With every 5 unit increase in an individual’s BMI there was an associated increase of daily incontinence of 60% (Whitcomb & Subak, 2011). This gives medical practioners another very effective treatment option for individuals suffering from incontinence as well as substantial overall health benefits from weight reduction.
Other causes of urinary incontinence may be the result of bladder dysfunction, sphincter dysfunction or a combination of both. Specific causes for men can be related to prostate surgery, trauma, neurological injury/disorder, obstruction, prostate cancer/enlargement, constipation or urinary tract infections
So what do I do about my condition?:
The most well-known treatments for urinary incontinence are surgical interventions and although not our first choice the success rates for surgery are 90%.
Non surgical options:
Physical Therapy for instruction in Pelvic floor strengthening and coordination exercises. Physical Therapy is effective with the treatment of all types of incontinence with different techniques for each type. The most well-known component of a physical therapy treatment plan is Kegel exercises that both strengthen and coordinate the pelvic floor.
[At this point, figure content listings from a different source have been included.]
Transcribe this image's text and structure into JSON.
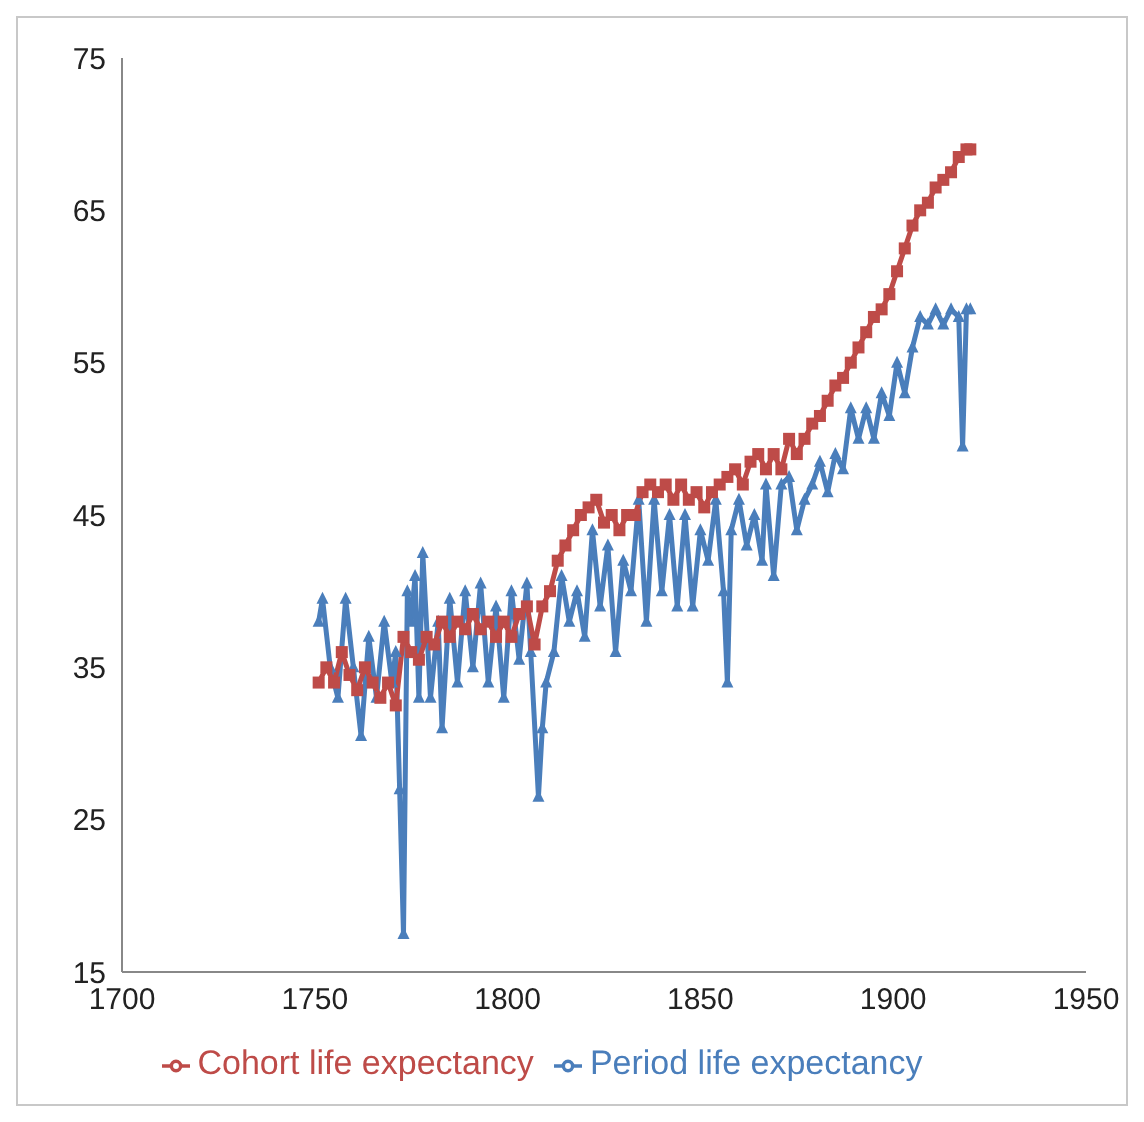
{
  "chart_data": {
    "type": "line",
    "xlim": [
      1700,
      1950
    ],
    "xticks": [
      1700,
      1750,
      1800,
      1850,
      1900,
      1950
    ],
    "ylim": [
      15,
      75
    ],
    "yticks": [
      15,
      25,
      35,
      45,
      55,
      65,
      75
    ],
    "grid": false,
    "legend": "bottom",
    "series": [
      {
        "name": "Period life expectancy",
        "color": "#4a7ebb",
        "marker": "triangle",
        "x": [
          1751,
          1752,
          1754,
          1756,
          1758,
          1760,
          1762,
          1764,
          1766,
          1768,
          1770,
          1771,
          1772,
          1773,
          1774,
          1775,
          1776,
          1777,
          1778,
          1780,
          1782,
          1783,
          1785,
          1787,
          1789,
          1791,
          1793,
          1795,
          1797,
          1799,
          1801,
          1803,
          1805,
          1806,
          1808,
          1809,
          1810,
          1812,
          1814,
          1816,
          1818,
          1820,
          1822,
          1824,
          1826,
          1828,
          1830,
          1832,
          1834,
          1836,
          1838,
          1840,
          1842,
          1844,
          1846,
          1848,
          1850,
          1852,
          1854,
          1856,
          1857,
          1858,
          1860,
          1862,
          1864,
          1866,
          1867,
          1869,
          1871,
          1873,
          1875,
          1877,
          1879,
          1881,
          1883,
          1885,
          1887,
          1889,
          1891,
          1893,
          1895,
          1897,
          1899,
          1901,
          1903,
          1905,
          1907,
          1909,
          1911,
          1913,
          1915,
          1917,
          1918,
          1919,
          1920
        ],
        "values": [
          38,
          39.5,
          35,
          33,
          39.5,
          35,
          30.5,
          37,
          33,
          38,
          34,
          36,
          27,
          17.5,
          40,
          38,
          41,
          33,
          42.5,
          33,
          38,
          31,
          39.5,
          34,
          40,
          35,
          40.5,
          34,
          39,
          33,
          40,
          35.5,
          40.5,
          36,
          26.5,
          31,
          34,
          36,
          41,
          38,
          40,
          37,
          44,
          39,
          43,
          36,
          42,
          40,
          46,
          38,
          46,
          40,
          45,
          39,
          45,
          39,
          44,
          42,
          46,
          40,
          34,
          44,
          46,
          43,
          45,
          42,
          47,
          41,
          47,
          47.5,
          44,
          46,
          47,
          48.5,
          46.5,
          49,
          48,
          52,
          50,
          52,
          50,
          53,
          51.5,
          55,
          53,
          56,
          58,
          57.5,
          58.5,
          57.5,
          58.5,
          58,
          49.5,
          58.5,
          58.5
        ]
      },
      {
        "name": "Cohort life expectancy",
        "color": "#be4b48",
        "marker": "square",
        "x": [
          1751,
          1753,
          1755,
          1757,
          1759,
          1761,
          1763,
          1765,
          1767,
          1769,
          1771,
          1773,
          1775,
          1777,
          1779,
          1781,
          1783,
          1785,
          1787,
          1789,
          1791,
          1793,
          1795,
          1797,
          1799,
          1801,
          1803,
          1805,
          1807,
          1809,
          1811,
          1813,
          1815,
          1817,
          1819,
          1821,
          1823,
          1825,
          1827,
          1829,
          1831,
          1833,
          1835,
          1837,
          1839,
          1841,
          1843,
          1845,
          1847,
          1849,
          1851,
          1853,
          1855,
          1857,
          1859,
          1861,
          1863,
          1865,
          1867,
          1869,
          1871,
          1873,
          1875,
          1877,
          1879,
          1881,
          1883,
          1885,
          1887,
          1889,
          1891,
          1893,
          1895,
          1897,
          1899,
          1901,
          1903,
          1905,
          1907,
          1909,
          1911,
          1913,
          1915,
          1917,
          1919,
          1920
        ],
        "values": [
          34,
          35,
          34,
          36,
          34.5,
          33.5,
          35,
          34,
          33,
          34,
          32.5,
          37,
          36,
          35.5,
          37,
          36.5,
          38,
          37,
          38,
          37.5,
          38.5,
          37.5,
          38,
          37,
          38,
          37,
          38.5,
          39,
          36.5,
          39,
          40,
          42,
          43,
          44,
          45,
          45.5,
          46,
          44.5,
          45,
          44,
          45,
          45,
          46.5,
          47,
          46.5,
          47,
          46,
          47,
          46,
          46.5,
          45.5,
          46.5,
          47,
          47.5,
          48,
          47,
          48.5,
          49,
          48,
          49,
          48,
          50,
          49,
          50,
          51,
          51.5,
          52.5,
          53.5,
          54,
          55,
          56,
          57,
          58,
          58.5,
          59.5,
          61,
          62.5,
          64,
          65,
          65.5,
          66.5,
          67,
          67.5,
          68.5,
          69,
          69
        ]
      }
    ]
  }
}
Physical Therapists can utilize biofeedback which gives the individual immediate feedback if they are doing the pelvic floor contractions correctly. There are other techniques that are utilized such as behavioral modification, urge suppression, and bladder retraining that are utilized for specific symptoms. Physical Therapist’s that are trained to treat the pelvic floor can utilize manual techniques, ultrasound and electrical stimulation to assist with reduction in spasms for painful conditions.
Medication ; medications have been commonly available for the treatment of urge related incontinence and currently in development are agents to assist with stress related incontinence.
Injections or bulking agents : these agents are injected near the neck of the bladder and urethra increasing the thickness of the tissue and allowing closing of the urethral opening decreasing leakage.
Vaginal pessary: to assist with supporting the women’s pelvic organs and improve prolapse( slipping down) and bladder control.
Penile clamps: are external clamps that are applied to the urethra/penis that stop leakage by applying pressure.
Sacral never stimulators: are devices that deliver mild electrical pulses to the nerves in the low back( sacral nerves) that assist with improving control over the bladder, the pelvic floor muscles and the sphincter.
There are many options available for treating urinary incontinence, “The greatest obstacle to progress is the belief that no progress is possible “ (Resnick, 1987). More than half the battle is overcoming the belief that there is no cure for incontinence and that it is just a part of getting older.
Gorina, Y., Schappert, S., Bercovitz, A., Elgaddal, N., & Kramarow, E. (2014). Prevalence of incontinence among older Americans. Vital and Health Statistics, Series 3, Analytical and Epidemiological Studies, 36, pp. 1-33.
Kinchen, K. S., Burgio, K., Diokno, A. C., Fultz, N. H., Bump, R., & Obenchain, R. (2003). Factors associated with women's decisions to seek treatment for urinary incontinence. Journal of Women's Health, 12(7), pp. 687-696.
Markland, A. D., Richter, H. E., Fwu, C. W., Eggers, P., & Kusek, J. W. (2011, August). Prevalence and trends of urinary incontinence in adults in the United States, 2001 to 2008. Journal of Urology, 186(2), pp. 589-93.
Nitti, V. W. (2001). The Prevalence of Urinary Incontinence. Rev Urology, 3(Suppl1), pp. S2-S6.
Resnick, N. M. (1987, July-Aug). Urinary Incontinence. Public Health Reports, 102(4 Suppl), pp. 67-70.
Whitcomb, E. L., & Subak, L. L. (2011, August). Effect of weight loss on urinary incontinence in women. Open Access Journal of Urology, 3, pp. 123-132.